Recently when needing to toggle the state of a data attribute using plain vanilla Javascript I found that though there was some articles and helper functions out there for toggling classes, there wasn’t any for data attributes, which I imagine are quite common. This is a very straightforward piece of code (more straightforward than toggling classes) but is really useful and it’s handy not to have to write these things from scratch every time so hopefully people can find this and use it.

toggleAttribute

function toggleAttribute (el, attr, val) {
	if (el.hasAttribute(attr) && el.getAttribute(attr) === val) {
		el.removeAttribute(attr);
	} else {
		el.setAttribute(attr, val);
	}
};

Here’s an example of how you might call that function

toggleAttribute(document.querySelector('.my-element'), 'data-gonna-toggle', 'true');

That will result in the element with a class of .my-element having the attribute data-gonna-toggle toggle between the value being true or simply empty.
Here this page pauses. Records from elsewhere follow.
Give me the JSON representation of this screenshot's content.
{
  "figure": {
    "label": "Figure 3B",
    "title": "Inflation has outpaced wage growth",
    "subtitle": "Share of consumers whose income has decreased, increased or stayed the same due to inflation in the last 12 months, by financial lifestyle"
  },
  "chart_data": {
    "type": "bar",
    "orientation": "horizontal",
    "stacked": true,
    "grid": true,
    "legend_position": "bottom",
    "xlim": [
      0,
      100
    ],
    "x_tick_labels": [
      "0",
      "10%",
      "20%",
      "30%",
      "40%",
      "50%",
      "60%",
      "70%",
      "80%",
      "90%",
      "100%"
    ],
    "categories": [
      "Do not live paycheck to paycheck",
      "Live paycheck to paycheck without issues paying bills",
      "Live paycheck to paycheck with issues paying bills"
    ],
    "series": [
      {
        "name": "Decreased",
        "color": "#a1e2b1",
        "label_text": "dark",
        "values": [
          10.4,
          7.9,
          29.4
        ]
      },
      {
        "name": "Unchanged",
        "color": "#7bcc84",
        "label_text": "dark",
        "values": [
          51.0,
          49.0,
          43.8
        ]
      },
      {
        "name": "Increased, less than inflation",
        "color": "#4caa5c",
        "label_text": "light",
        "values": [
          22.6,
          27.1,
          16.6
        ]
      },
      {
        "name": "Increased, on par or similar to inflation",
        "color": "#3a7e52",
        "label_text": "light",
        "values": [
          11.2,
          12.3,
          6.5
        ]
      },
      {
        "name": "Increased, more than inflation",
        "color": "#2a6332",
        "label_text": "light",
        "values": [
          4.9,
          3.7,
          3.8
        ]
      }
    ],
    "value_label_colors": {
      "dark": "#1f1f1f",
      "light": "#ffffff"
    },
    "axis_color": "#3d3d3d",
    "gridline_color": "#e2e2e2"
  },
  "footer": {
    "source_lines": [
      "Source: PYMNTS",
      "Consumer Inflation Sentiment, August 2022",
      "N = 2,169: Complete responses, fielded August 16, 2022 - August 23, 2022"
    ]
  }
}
This could be expanded further to toggle between two values, e.g. true and false. Though if true doesn’t exist you should be able to assume that the value is false, so a better example would be toggling between something non boolean such as “red” and “blue”. The function doesn’t currently cater for this as currently it just removes the attribute rather than replacing it with a different value but it may be something I look to do in the future.